Babys per Facebook: Wie Samenspende-Gruppen im Netz zur Gefahr werden
Er nennt sich "Rod Kissme" und behauptet, "sehr starkes Sperma" zu haben. Was klingt wie ein bizarrer Internet-Witz, ist Teil einer wachsenden Community: In Facebook-Gruppen wie "Sperm Donors UK" oder "Start a Family Here" suchen Frauen und Paare nach Spendern – oft, um sich den Traum vom eigenen Kind zu erfüllen. Doch der Preis dafür kann hoch sein.
Immer mehr Menschen wenden sich von offiziellen Fruchtbarkeitskliniken ab. Der Grund sind hohe Kosten, Wartezeiten und ein Mangel an Spendern – besonders bei bestimmten ethnischen Gruppen. Eine künstliche Befruchtung nach gesetzlichen Standards kann schnell Zehntausende Euro kosten.
Also greifen viele zu Alternativen – privat, unreguliert und riskant.
"Zeig mir deine Brüste" – Wenn Spender Grenzen überschreiten
Was in den Gruppen passiert, ist kaum zu kontrollieren.

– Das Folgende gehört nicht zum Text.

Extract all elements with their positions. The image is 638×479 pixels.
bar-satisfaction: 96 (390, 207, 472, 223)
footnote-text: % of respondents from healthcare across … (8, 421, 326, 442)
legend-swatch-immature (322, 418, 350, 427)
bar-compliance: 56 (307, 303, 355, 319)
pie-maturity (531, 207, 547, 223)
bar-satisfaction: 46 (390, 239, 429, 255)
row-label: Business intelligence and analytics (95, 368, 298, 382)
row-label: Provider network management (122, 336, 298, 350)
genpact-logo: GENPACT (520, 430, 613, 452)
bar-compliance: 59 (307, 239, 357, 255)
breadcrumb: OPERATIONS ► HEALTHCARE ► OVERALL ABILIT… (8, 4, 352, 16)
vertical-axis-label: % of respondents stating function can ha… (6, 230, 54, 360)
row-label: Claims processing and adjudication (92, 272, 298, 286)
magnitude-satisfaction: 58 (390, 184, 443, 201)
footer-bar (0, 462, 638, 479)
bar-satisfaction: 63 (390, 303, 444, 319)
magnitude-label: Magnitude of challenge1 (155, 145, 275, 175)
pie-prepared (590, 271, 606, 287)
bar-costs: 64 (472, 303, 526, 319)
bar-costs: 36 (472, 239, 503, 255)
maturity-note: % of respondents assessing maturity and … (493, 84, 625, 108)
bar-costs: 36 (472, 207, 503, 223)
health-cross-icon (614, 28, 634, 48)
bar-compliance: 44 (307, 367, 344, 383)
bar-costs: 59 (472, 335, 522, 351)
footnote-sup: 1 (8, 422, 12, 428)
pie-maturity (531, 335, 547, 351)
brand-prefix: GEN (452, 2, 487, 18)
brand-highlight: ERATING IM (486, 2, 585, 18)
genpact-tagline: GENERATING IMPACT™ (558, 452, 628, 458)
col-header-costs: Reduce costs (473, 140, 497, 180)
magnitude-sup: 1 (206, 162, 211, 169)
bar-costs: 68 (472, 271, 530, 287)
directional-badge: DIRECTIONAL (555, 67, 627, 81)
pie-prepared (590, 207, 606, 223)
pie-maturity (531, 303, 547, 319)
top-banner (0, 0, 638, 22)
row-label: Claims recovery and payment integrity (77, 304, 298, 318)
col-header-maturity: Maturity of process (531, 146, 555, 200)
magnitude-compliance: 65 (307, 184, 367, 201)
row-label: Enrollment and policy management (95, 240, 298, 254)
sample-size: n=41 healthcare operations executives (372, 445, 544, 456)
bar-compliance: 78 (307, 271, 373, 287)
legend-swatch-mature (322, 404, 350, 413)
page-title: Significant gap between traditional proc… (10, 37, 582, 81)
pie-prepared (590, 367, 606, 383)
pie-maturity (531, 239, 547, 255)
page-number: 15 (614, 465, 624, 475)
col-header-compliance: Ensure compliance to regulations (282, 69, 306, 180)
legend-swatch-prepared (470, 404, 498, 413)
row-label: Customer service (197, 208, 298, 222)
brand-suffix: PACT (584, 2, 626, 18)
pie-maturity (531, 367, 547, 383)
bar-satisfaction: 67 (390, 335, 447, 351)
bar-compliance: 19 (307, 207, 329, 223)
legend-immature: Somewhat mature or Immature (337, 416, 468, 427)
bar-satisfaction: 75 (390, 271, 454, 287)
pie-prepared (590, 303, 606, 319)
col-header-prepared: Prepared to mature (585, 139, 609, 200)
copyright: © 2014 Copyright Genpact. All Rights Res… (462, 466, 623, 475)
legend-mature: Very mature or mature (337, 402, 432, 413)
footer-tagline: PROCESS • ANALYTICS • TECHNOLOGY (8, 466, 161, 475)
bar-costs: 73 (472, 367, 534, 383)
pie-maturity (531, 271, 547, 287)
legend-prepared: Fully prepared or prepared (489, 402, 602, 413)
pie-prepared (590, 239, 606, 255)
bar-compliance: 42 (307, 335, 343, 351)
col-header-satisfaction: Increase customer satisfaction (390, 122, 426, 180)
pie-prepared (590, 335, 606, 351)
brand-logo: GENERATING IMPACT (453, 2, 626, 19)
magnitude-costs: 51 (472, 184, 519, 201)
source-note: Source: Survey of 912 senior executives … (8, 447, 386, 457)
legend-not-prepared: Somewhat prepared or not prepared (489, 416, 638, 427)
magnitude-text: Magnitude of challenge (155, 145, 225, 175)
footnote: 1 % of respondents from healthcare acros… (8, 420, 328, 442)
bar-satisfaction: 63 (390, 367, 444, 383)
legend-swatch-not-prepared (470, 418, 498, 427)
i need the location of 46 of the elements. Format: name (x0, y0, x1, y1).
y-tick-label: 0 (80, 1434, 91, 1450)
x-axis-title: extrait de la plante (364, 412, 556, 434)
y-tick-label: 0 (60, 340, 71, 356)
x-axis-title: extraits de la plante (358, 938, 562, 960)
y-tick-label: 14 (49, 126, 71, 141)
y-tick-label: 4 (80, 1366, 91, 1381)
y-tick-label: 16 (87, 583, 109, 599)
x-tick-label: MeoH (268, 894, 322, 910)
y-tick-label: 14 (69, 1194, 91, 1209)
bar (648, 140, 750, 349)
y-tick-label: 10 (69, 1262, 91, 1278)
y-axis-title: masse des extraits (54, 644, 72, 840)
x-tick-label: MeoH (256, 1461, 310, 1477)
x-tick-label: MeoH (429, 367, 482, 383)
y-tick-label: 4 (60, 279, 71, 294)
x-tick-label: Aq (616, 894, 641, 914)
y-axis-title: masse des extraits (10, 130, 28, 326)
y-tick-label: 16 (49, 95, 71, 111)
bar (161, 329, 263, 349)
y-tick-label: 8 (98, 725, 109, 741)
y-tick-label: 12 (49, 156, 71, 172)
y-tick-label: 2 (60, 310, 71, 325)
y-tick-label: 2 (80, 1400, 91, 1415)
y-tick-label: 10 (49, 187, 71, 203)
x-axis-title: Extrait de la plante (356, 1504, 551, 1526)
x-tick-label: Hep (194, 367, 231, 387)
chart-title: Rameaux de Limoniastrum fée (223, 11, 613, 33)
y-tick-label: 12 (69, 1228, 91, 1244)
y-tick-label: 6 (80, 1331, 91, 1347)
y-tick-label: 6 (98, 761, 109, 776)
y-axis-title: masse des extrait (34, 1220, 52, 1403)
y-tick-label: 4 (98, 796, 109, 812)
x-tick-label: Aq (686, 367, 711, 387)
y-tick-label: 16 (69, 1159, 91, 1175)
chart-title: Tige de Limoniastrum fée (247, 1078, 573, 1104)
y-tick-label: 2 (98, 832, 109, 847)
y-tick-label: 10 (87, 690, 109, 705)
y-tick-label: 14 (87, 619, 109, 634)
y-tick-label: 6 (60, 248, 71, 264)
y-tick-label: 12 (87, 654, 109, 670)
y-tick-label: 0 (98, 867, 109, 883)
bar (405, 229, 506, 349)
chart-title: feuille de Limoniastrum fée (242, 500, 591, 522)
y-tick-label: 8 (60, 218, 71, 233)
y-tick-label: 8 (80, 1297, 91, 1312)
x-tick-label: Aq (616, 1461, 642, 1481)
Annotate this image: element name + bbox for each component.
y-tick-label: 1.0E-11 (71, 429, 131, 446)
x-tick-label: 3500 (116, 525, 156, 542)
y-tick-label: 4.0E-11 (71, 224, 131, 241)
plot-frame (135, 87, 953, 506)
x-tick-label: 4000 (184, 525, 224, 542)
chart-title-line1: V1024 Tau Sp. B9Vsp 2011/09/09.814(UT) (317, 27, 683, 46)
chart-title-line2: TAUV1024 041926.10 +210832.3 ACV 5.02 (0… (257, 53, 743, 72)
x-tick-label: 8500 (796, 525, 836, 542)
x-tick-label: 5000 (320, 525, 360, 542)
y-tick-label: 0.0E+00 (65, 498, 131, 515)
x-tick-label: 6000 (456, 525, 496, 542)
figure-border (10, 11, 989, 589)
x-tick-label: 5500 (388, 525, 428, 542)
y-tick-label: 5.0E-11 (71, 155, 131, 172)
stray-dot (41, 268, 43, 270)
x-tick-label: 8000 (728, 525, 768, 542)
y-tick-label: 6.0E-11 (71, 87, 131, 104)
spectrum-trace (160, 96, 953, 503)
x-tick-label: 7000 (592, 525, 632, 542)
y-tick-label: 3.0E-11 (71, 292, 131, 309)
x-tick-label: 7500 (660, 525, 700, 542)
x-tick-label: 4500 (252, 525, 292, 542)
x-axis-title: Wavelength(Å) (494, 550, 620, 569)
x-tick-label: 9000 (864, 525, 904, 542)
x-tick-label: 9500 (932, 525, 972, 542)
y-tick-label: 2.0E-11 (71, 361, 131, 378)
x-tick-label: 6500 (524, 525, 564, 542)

Immer wieder berichten Frauen von Übergriffen oder Manipulationen. Eine Frau aus einer gleichgeschlechtlichen Beziehung schildert gegenüber dem "Guardian", dass ihr Spender die Übergabe seiner Samenspende verweigerte – bis sie ihm ihre Brüste zeige.
Die Kommentare unter ihrem Beitrag sind zynisch. Viele schrieben, sie hätte "eben zur Samenbank gehen sollen, wenn sie keinen Dreier will".
Auch andere Frauen berichten von Druck und sexueller Nötigung. Manche Männer behaupten, "natürliche Insemination" – also Geschlechtsverkehr – sei erfolgreicher als künstliche Befruchtung. Das stimmt nicht, wird aber häufig genutzt, um Frauen zu überreden.
Samenspende: Zwischen Sehnsucht und Ausnutzung
Felicity, 39, war selbst Teil dieser Community. Nach einer gescheiterten Ehe wollte sie noch ein Kind bekommen – ohne wieder eine Klinik aufzusuchen. "Am Anfang war das eine kleine, ruhige Gruppe", erzählt sie. "Dann kamen Tausende junge Frauen dazu. Viele ohne Ahnung, was sie da eigentlich tun."
Heute sieht sie die Entwicklung kritisch: "Da sind sehr junge Frauen, manche mit psychischen Problemen. Sie sind verzweifelt, wollen ein Baby – und werden leicht ausgenutzt." Viele Männer in den Gruppen sind zwischen 35 und 50 Jahre alt, schreiben privat Frauen an, versprechen Hilfe und verschwinden wieder, sobald sie bekommen, was sie wollen.
Facebook untersucht nach Informationen des "Guardian" zufolge mittlerweile Inhalte solcher Gruppen. Doch die Risiken gehen weit über Übergriffe hinaus: sexuell übertragbare Krankheiten, genetische Defekte und rechtliche Streitigkeiten sind nur einige davon.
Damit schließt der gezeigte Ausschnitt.